🤖 AI Summary
Existing large vision-language models (LVLMs) perform well on city-level coarse-grained geolocation but struggle with fine-grained street-level address localization from street-view imagery. To address this, we propose a cross-view alignment fine-tuning framework that leverages perspective-invariant satellite imagery as macroscopic contextual cues. Our method integrates street-view and satellite image mosaicking, self-supervised label generation, and a two-stage training pipeline—first optimizing cross-view feature alignment, then refining address prediction—to enhance the model’s global spatial understanding of street layouts. Evaluated on the Pittsburgh and San Francisco street-view benchmarks, our approach achieves average address localization accuracy improvements of 9% and 12%, respectively, over state-of-the-art LVLMs. This work advances fine-grained, queryable visual geolocation research by bridging semantic and geometric disparities across heterogeneous visual perspectives.
📝 Abstract
Large visual language models (LVLMs) have demonstrated impressive performance in coarse-grained geo-localization at the country or city level, but they struggle with fine-grained street-level localization within urban areas. In this paper, we explore integrating city-wide address localization capabilities into LVLMs, facilitating flexible address-related question answering using street-view images. A key challenge is that the street-view visual question-and-answer (VQA) data provides only microscopic visual cues, leading to subpar performance in fine-tuned models. To tackle this issue, we incorporate perspective-invariant satellite images as macro cues and propose cross-view alignment tuning including a satellite-view and street-view image grafting mechanism, along with an automatic label generation mechanism. Then LVLM's global understanding of street distribution is enhanced through cross-view matching.
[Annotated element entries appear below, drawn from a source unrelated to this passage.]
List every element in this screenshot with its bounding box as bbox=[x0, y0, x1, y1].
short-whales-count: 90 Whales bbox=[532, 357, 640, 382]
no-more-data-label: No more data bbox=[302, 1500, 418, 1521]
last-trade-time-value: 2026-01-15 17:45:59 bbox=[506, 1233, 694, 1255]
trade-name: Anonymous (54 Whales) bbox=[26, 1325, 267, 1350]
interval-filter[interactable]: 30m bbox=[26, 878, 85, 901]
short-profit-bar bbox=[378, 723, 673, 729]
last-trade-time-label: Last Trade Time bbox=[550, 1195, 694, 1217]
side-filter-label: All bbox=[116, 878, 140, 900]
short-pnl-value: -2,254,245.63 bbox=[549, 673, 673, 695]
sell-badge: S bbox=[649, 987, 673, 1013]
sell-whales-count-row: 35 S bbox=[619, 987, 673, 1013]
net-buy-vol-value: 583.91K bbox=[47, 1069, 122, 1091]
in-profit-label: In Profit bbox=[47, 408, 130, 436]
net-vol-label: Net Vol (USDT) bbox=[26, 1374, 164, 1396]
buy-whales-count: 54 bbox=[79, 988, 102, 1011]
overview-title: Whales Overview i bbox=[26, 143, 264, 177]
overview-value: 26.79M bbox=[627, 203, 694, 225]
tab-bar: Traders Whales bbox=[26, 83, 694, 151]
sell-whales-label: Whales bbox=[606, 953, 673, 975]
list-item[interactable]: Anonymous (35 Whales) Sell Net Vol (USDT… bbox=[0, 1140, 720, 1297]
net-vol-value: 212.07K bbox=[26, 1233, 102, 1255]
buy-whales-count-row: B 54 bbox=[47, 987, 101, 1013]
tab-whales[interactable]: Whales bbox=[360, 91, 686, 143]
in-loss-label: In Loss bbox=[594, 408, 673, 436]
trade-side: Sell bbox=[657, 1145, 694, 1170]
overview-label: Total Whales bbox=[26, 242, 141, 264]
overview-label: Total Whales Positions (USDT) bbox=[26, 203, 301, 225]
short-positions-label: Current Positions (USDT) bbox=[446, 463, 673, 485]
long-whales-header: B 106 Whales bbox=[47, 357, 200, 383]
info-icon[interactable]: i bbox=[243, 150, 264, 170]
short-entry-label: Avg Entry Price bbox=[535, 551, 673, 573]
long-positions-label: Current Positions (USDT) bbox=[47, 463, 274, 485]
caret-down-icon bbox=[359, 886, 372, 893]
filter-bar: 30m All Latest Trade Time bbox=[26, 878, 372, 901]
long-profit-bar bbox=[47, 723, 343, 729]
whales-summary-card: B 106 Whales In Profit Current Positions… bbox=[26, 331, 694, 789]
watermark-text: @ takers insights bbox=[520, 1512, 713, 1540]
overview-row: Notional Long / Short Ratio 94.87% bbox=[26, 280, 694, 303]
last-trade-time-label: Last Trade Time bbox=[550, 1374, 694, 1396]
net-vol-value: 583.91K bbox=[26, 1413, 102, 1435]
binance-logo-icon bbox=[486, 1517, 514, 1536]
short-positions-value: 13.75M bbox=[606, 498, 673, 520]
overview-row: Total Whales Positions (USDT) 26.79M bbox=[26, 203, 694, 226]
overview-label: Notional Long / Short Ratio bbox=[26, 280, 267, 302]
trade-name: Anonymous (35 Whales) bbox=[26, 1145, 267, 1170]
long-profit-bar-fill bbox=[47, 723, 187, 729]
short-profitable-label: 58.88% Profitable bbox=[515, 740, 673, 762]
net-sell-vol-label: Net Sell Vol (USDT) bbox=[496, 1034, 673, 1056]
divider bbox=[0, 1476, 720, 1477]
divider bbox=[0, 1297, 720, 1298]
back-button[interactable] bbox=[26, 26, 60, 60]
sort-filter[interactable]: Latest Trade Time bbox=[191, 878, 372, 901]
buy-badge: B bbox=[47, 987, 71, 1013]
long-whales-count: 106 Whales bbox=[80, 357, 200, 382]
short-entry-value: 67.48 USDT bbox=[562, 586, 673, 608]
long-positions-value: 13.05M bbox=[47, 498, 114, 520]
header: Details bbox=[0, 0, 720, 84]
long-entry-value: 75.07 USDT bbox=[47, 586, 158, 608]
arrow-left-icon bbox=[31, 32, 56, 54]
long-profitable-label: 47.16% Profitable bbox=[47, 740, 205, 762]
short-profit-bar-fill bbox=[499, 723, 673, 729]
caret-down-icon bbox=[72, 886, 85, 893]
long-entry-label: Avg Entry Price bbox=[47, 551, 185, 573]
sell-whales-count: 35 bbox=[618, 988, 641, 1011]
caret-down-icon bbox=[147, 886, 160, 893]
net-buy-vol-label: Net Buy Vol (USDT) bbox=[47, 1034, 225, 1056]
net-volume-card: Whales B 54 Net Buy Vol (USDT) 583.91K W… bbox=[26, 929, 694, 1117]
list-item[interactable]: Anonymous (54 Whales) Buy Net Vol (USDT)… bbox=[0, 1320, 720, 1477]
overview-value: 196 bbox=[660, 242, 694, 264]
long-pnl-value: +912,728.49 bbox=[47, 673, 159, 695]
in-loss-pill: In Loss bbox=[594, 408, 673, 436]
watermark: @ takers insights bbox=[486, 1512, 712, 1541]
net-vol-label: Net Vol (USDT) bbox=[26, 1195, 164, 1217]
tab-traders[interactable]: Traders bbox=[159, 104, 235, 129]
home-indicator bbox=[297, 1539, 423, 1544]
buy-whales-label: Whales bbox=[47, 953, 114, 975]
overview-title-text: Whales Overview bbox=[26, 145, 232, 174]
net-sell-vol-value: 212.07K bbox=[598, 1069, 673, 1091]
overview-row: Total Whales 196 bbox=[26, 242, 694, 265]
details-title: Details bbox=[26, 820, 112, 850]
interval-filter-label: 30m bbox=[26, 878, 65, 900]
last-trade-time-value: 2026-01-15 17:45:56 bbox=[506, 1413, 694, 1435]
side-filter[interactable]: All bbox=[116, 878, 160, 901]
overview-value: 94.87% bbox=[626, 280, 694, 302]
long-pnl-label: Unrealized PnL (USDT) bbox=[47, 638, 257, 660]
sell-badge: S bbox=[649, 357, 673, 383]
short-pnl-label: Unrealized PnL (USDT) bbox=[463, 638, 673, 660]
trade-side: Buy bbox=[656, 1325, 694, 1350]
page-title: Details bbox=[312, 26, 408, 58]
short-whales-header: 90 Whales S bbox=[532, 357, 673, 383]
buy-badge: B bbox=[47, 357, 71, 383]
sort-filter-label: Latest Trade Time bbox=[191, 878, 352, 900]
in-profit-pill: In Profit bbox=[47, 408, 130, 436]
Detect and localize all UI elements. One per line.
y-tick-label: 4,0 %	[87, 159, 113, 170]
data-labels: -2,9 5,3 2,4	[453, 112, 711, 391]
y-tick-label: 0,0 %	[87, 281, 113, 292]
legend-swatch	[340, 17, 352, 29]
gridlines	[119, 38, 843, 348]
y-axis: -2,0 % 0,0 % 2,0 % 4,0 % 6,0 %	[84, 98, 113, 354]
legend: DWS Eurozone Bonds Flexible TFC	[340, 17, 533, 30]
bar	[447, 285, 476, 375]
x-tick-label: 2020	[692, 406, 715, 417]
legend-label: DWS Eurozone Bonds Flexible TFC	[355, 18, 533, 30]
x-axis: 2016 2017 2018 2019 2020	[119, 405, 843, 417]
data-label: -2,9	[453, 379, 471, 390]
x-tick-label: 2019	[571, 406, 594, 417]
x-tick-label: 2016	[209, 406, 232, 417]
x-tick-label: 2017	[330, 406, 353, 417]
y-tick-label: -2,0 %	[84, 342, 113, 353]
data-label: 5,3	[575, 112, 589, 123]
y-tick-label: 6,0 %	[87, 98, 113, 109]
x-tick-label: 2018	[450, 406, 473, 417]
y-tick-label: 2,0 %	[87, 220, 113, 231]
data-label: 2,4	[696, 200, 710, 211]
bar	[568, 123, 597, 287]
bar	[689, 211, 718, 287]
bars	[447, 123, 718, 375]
Our proposed model, named AddressVLM, consists of two-stage training protocols: cross-view alignment tuning and address localization tuning. Furthermore, we have constructed two street-view VQA datasets based on image address localization datasets from Pittsburgh and San Francisco. Qualitative and quantitative evaluations demonstrate that AddressVLM outperforms counterpart LVLMs by over 9% and 12% in average address localization accuracy on these two datasets, respectively.